Houston Chronicle

McHale fails to see flagrancy in today’s fouls

- By Jonathan Feigen

SAN FRANCISCO — Progress might be for the better, and change is inevitable, but old school did have its merits. If nothing else, it taught lessons.

Rockets coach Kevin McHale has in many ways changed with the times, as every dozen or so 3-pointers his team launches remind. But even with the NBA ruling that center Dwight Howard did not go too far over the line with his smack on Golden State’s Andrew Bogut in Game 4 of the Western Conference finals, McHale remains partial to 1980s-style NBA justice.

“If a guy held you, the referee says, ‘If you don’t want to get hit, don’t hold him,’ ” McHale said. “So you blasted him in the head, and the referee says, ‘There was a reason. You held him and got blasted in the head.’

“You’d look at the guy and say, ‘If you hold me, I’m going to hit you in the head.’ And then he quit holding you, and you quit hitting him in the head.”

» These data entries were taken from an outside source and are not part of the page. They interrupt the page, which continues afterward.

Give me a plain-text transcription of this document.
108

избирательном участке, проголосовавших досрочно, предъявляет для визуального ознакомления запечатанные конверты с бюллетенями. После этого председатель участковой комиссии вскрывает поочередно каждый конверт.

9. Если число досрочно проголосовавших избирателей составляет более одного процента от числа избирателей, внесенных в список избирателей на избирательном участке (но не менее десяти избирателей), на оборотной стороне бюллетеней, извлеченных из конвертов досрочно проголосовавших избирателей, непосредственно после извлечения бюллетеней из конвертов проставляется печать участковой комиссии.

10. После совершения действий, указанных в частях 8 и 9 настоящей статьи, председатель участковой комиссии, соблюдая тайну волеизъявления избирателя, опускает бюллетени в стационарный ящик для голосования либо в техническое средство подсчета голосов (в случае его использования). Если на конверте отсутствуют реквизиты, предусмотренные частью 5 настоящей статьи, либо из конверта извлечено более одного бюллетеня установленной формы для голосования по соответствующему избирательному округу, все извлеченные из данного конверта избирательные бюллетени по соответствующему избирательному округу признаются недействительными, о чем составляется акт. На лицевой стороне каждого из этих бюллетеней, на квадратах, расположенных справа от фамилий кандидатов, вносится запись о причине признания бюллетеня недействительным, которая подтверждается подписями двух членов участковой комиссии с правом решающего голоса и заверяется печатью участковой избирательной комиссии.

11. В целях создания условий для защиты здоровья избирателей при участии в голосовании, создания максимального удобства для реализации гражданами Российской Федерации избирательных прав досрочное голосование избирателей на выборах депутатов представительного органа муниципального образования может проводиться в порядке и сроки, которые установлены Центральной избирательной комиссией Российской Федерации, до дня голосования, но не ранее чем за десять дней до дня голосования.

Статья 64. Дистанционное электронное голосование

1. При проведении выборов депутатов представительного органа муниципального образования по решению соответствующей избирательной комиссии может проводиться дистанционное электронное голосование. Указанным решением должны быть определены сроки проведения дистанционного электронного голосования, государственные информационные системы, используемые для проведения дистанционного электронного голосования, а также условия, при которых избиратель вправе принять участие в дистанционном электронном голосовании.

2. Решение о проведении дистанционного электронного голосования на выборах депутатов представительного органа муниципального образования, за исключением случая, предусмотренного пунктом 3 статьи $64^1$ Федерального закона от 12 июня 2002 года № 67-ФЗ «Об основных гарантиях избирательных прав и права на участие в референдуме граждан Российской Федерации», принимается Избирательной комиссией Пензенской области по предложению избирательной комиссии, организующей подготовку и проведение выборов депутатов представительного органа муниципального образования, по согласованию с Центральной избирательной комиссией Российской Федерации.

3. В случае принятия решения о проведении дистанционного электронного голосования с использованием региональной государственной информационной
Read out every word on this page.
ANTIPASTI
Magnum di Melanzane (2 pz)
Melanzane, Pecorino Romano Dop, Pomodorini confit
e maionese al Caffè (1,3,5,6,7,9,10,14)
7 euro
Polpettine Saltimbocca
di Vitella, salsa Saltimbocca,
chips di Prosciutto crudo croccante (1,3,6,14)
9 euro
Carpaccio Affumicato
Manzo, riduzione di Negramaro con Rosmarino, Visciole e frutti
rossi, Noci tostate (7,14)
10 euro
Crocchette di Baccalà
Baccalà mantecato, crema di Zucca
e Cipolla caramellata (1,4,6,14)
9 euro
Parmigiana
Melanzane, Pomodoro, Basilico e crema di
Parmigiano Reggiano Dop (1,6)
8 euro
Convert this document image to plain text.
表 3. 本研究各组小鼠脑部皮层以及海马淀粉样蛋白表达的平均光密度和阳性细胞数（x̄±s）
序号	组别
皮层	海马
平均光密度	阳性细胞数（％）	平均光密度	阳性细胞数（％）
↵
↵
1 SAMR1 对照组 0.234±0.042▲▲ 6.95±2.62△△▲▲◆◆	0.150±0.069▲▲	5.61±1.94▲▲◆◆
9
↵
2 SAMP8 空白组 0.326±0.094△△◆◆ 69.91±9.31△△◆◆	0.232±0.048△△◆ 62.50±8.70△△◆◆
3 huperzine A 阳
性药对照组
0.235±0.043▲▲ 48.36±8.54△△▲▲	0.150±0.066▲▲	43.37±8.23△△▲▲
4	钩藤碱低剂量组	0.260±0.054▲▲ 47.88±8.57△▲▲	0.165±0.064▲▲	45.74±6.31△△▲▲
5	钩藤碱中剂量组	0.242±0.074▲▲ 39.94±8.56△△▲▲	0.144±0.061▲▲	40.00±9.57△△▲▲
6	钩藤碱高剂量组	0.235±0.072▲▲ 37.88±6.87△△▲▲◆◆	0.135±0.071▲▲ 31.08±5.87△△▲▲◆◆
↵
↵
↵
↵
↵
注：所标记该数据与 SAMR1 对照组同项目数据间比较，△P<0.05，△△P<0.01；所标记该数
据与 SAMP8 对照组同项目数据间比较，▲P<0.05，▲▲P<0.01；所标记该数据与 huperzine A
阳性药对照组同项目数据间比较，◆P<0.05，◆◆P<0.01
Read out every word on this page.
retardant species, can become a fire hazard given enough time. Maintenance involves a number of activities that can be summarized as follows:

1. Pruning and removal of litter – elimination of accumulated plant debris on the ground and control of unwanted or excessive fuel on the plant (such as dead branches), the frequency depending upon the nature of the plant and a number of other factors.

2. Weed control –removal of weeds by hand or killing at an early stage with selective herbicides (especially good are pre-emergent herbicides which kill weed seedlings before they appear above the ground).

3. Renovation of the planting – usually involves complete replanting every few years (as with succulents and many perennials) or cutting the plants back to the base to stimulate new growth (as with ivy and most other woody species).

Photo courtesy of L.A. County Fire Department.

Today’s NBA would rather players not hit one another. But on Tuesday, NBA president of basketball operations Rod Thorn ruled that when Howard hit Bogut in the head, he was trying to “extricate” himself from a hold rather than retaliate or teach a lesson.

After a video review, Howard received a flagrant foul, category 1. Asked if the NBA overreacts to the physical play, McHale looked at it another way.

“What physical play?” McHale said. “I missed the physical play, so I don’t know what they’re overreacti­ng to.”

Flagrant-foul rules that award free throws and possession of the ball began in the 1990-91 season. The points system, which leads to suspension­s based on the number of flagrant fouls a player commits, began in 1993-94.

“When I played, how they policed you was more about your reputation,” said Rockets assistant coach Greg Buckner, who played from 1999 to 2009. “If you were known to be a little dirty and to get under guys’ skin … they leaned toward that guy (who retaliates). They’d know how Bogut is.

“Now, with all the cameras and all the replay, they want to keep the game clean. No dirty play. It’s hard to police it on the court. It’s hard as a player to do what you need to do. You can get suspended. You can get fined.”

Buckner, a physical and tenacious defender, admitted he was more likely to be Bogut than Howard in most exchanges, but he said he preferred when players policed themselves more.

“Times have changed, but is it better? No, I don’t think it’s better,” Buckner said. “Basketball is a physical sport. Everyone thinks football is physical, but basketball is physical, too. Maybe not as violent, but physical.

“There’s going to be some touching, some grabbing, some pushing and some elbowing. That’s part of basketball. That’s a little bit of why people play: because they enjoy that physicalit­y. Now they don’t want that. They want a lot of scoring. They don’t want that physicalit­y. But you have to adjust to the times, understand what the rules are, and play by the rules.”

For Howard, that meant knowing he had reached the limit of infraction­s the NBA would allow without a suspension. The flagrant foul Monday was his third of the postseason. With another, he would automatica­lly be suspended for a game.

As it turned out, had Game 6 been necessary, Howard would have been suspended anyway. In Wednesday’s 104-90 Game 5 loss that ended the series, Howard picked up his seventh technical foul of the postseason, another cause for automatic suspension. That rule also brought objections from McHale.

“I don’t know who came up with those rules, but you should just decide how many flagrants or how many technicals are acceptable per series — one, two, three, nine, I don’t know — and then every series starts off with zero,” McHale said. “You have that many in the first series, and you have that many in the Finals.”

The idea of a per-round limit for technical and flagrant fouls has come up. It has not reached the NBA competitio­n committee for considerat­ion, but McHale would seem more likely to win that battle than his call for a return to 1980s-style frontier justice.